The Defendants submitted that the Recorder erred in failing to distinguish between the hearing of the Defendants’ counterclaim and the Claimant’s claim.

In addition it was put forward that this claim was identical to Deepak Sitapuria v Moorzadi Khan. In that case (relating to success fees in an employer’s liability claim) HHJ Stewart QC held that a trial has not commenced for the purpose of the uplift in solicitor’s fees if a settlement is reached before the hearing of the case has started. HH Judge Stewart disagreed with the judgment of Master Maworth in Dahele v Thomas Bates & Son Ltd where he decided that a case “concludes at trial” for the purpose of the rule relating to the uplift in fees if it settles on the day fixed for trial. The Defendants also relied upon the subsequent dictum of Master Haworth in Steven Gandy v Peter King where he stated that “to my mind the word “trial” denotes an examination and determination of issues between the parties by a Judge, or some other tribunal”. It was also suggested that the difference between “at trial” and “before a trial has commenced” was significant.

The Claimant referred to the conclusion reached in Dahele and submitted that at trial must mean on the day fixed for the hearing. The Claimant also submitted, in the alternative, that if it was found that the Recorder erred then “the claim” comprises the entire proceedings (i.e. both the claim and the counterclaim) and that, as such, as the Defendant’s counterclaim was still determined at trial, “the claim” was still determined at trial thus attracting the 100% uplift.

Slade J held that the Recorder had erred in holding that “at trial and that it is clear that “at trial” means at a contested hearing.

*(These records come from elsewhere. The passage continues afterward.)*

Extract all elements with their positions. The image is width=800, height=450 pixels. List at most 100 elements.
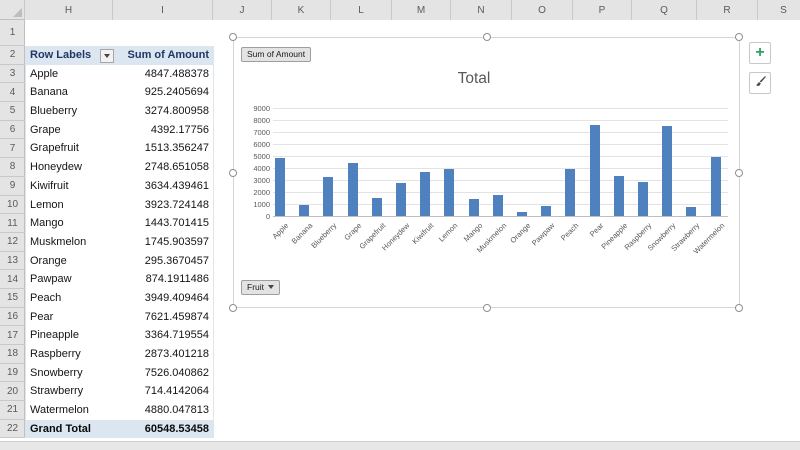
bar-watermelon[interactable] bbox=[710, 157, 721, 216]
column-header-r[interactable]: R bbox=[697, 0, 758, 20]
row-header-22[interactable]: 22 bbox=[0, 420, 25, 439]
bar-lemon[interactable] bbox=[444, 168, 455, 216]
bar-snowberry[interactable] bbox=[662, 125, 673, 216]
column-header-n[interactable]: N bbox=[451, 0, 512, 20]
y-axis-tick-label: 8000 bbox=[253, 115, 270, 125]
pivot-row-snowberry[interactable]: Snowberry 7526.040862 bbox=[26, 364, 213, 383]
y-axis-tick-label: 9000 bbox=[253, 103, 270, 113]
bar-mango[interactable] bbox=[468, 198, 479, 216]
chart-elements-button[interactable]: + bbox=[749, 42, 771, 64]
bar-pawpaw[interactable] bbox=[541, 205, 552, 216]
selection-handle[interactable] bbox=[229, 169, 237, 177]
pivot-row-muskmelon[interactable]: Muskmelon 1745.903597 bbox=[26, 233, 213, 252]
bar-banana[interactable] bbox=[299, 204, 310, 216]
row-header-6[interactable]: 6 bbox=[0, 121, 25, 140]
row-header-19[interactable]: 19 bbox=[0, 364, 25, 383]
bar-orange[interactable] bbox=[517, 212, 527, 216]
pivot-row-watermelon[interactable]: Watermelon 4880.047813 bbox=[26, 401, 213, 420]
row-header-3[interactable]: 3 bbox=[0, 65, 25, 84]
pivot-row-kiwifruit[interactable]: Kiwifruit 3634.439461 bbox=[26, 177, 213, 196]
bar-pineapple[interactable] bbox=[613, 175, 624, 216]
row-header-17[interactable]: 17 bbox=[0, 326, 25, 345]
column-header-i[interactable]: I bbox=[113, 0, 213, 20]
row-header-2[interactable]: 2 bbox=[0, 46, 25, 65]
chart-gridline bbox=[273, 168, 728, 169]
bar-pear[interactable] bbox=[589, 124, 600, 216]
bar-strawberry[interactable] bbox=[686, 207, 697, 216]
pivot-row-mango[interactable]: Mango 1443.701415 bbox=[26, 214, 213, 233]
column-header-o[interactable]: O bbox=[512, 0, 573, 20]
column-header-s[interactable]: S bbox=[758, 0, 800, 20]
pivot-row-apple[interactable]: Apple 4847.488378 bbox=[26, 65, 213, 84]
row-header-18[interactable]: 18 bbox=[0, 345, 25, 364]
bar-grapefruit[interactable] bbox=[371, 197, 382, 216]
row-header-7[interactable]: 7 bbox=[0, 139, 25, 159]
y-axis-tick-label: 1000 bbox=[253, 199, 270, 209]
y-axis-tick-label: 6000 bbox=[253, 139, 270, 149]
axis-field-button[interactable]: Fruit bbox=[241, 280, 280, 295]
row-header-21[interactable]: 21 bbox=[0, 401, 25, 420]
bar-grape[interactable] bbox=[347, 163, 358, 216]
row-labels-filter-button[interactable] bbox=[100, 48, 114, 63]
row-header-5[interactable]: 5 bbox=[0, 102, 25, 121]
pivot-row-pear[interactable]: Pear 7621.459874 bbox=[26, 308, 213, 327]
pivot-row-grapefruit[interactable]: Grapefruit 1513.356247 bbox=[26, 139, 213, 158]
selection-handle[interactable] bbox=[229, 33, 237, 41]
bar-peach[interactable] bbox=[565, 168, 576, 216]
row-header-16[interactable]: 16 bbox=[0, 308, 25, 327]
pivot-row-value: 4392.17756 bbox=[150, 123, 209, 136]
column-header-j[interactable]: J bbox=[213, 0, 272, 20]
column-header-h[interactable]: H bbox=[25, 0, 113, 20]
pivot-row-value: 295.3670457 bbox=[144, 254, 209, 267]
pivot-row-grape[interactable]: Grape 4392.17756 bbox=[26, 121, 213, 140]
pivot-row-pawpaw[interactable]: Pawpaw 874.1911486 bbox=[26, 270, 213, 289]
selection-handle[interactable] bbox=[483, 33, 491, 41]
row-header-12[interactable]: 12 bbox=[0, 233, 25, 252]
selection-handle[interactable] bbox=[735, 169, 743, 177]
column-header-m[interactable]: M bbox=[392, 0, 451, 20]
row-header-20[interactable]: 20 bbox=[0, 382, 25, 402]
row-header-14[interactable]: 14 bbox=[0, 270, 25, 289]
column-header-l[interactable]: L bbox=[331, 0, 392, 20]
row-header-11[interactable]: 11 bbox=[0, 214, 25, 233]
column-header-q[interactable]: Q bbox=[632, 0, 697, 20]
grand-total-row[interactable]: Grand Total 60548.53458 bbox=[26, 419, 213, 439]
row-header-10[interactable]: 10 bbox=[0, 196, 25, 215]
bar-honeydew[interactable] bbox=[396, 183, 406, 216]
pivot-row-label: Mango bbox=[30, 217, 64, 230]
select-all-triangle-icon bbox=[13, 8, 22, 17]
pivot-row-label: Pawpaw bbox=[30, 273, 72, 286]
row-header-13[interactable]: 13 bbox=[0, 252, 25, 271]
row-header-15[interactable]: 15 bbox=[0, 289, 25, 308]
bar-blueberry[interactable] bbox=[323, 176, 334, 216]
pivot-row-value: 3274.800958 bbox=[144, 105, 209, 118]
pivot-row-blueberry[interactable]: Blueberry 3274.800958 bbox=[26, 102, 213, 121]
selection-handle[interactable] bbox=[483, 304, 491, 312]
pivot-row-honeydew[interactable]: Honeydew 2748.651058 bbox=[26, 158, 213, 177]
bar-kiwifruit[interactable] bbox=[420, 172, 431, 216]
column-header-p[interactable]: P bbox=[573, 0, 632, 20]
selection-handle[interactable] bbox=[229, 304, 237, 312]
pivot-chart[interactable]: Sum of Amount Total 0 1000 2000 3000 4000 500… bbox=[229, 33, 743, 312]
pivot-row-value: 3923.724148 bbox=[144, 198, 209, 211]
select-all-corner[interactable] bbox=[0, 0, 25, 19]
row-header-4[interactable]: 4 bbox=[0, 83, 25, 103]
chart-styles-button[interactable] bbox=[749, 72, 771, 94]
selection-handle[interactable] bbox=[735, 33, 743, 41]
pivot-row-pineapple[interactable]: Pineapple 3364.719554 bbox=[26, 326, 213, 345]
row-header-1[interactable]: 1 bbox=[0, 20, 25, 46]
pivot-row-lemon[interactable]: Lemon 3923.724148 bbox=[26, 196, 213, 215]
pivot-row-orange[interactable]: Orange 295.3670457 bbox=[26, 252, 213, 271]
bar-raspberry[interactable] bbox=[638, 181, 648, 216]
pivot-row-raspberry[interactable]: Raspberry 2873.401218 bbox=[26, 345, 213, 364]
bar-apple[interactable] bbox=[275, 157, 285, 216]
pivot-row-peach[interactable]: Peach 3949.409464 bbox=[26, 289, 213, 308]
bar-muskmelon[interactable] bbox=[492, 195, 503, 216]
selection-handle[interactable] bbox=[735, 304, 743, 312]
pivot-row-strawberry[interactable]: Strawberry 714.4142064 bbox=[26, 382, 213, 401]
row-header-9[interactable]: 9 bbox=[0, 177, 25, 196]
pivot-row-banana[interactable]: Banana 925.2405694 bbox=[26, 83, 213, 102]
row-header-8[interactable]: 8 bbox=[0, 158, 25, 177]
value-header-cell[interactable]: Sum of Amount bbox=[114, 46, 213, 65]
column-header-k[interactable]: K bbox=[272, 0, 331, 20]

She held that “there is a 100% uplift to solicitor’s fees when the claim concludes after the commencement of the contested hearing of the claim” and that “there is a 12.5% uplift where the claim concludes before a trial has commenced”. She felt it was “immaterial whether the claim is concluded on the date fixed for the trial but before it starts or on some earlier date”. As such it was held that the Recorder had erred in awarding an uplift of 100% and the correct uplift was 12.5% in respect of solicitors costs and 50% in respect of Counsel’s costs.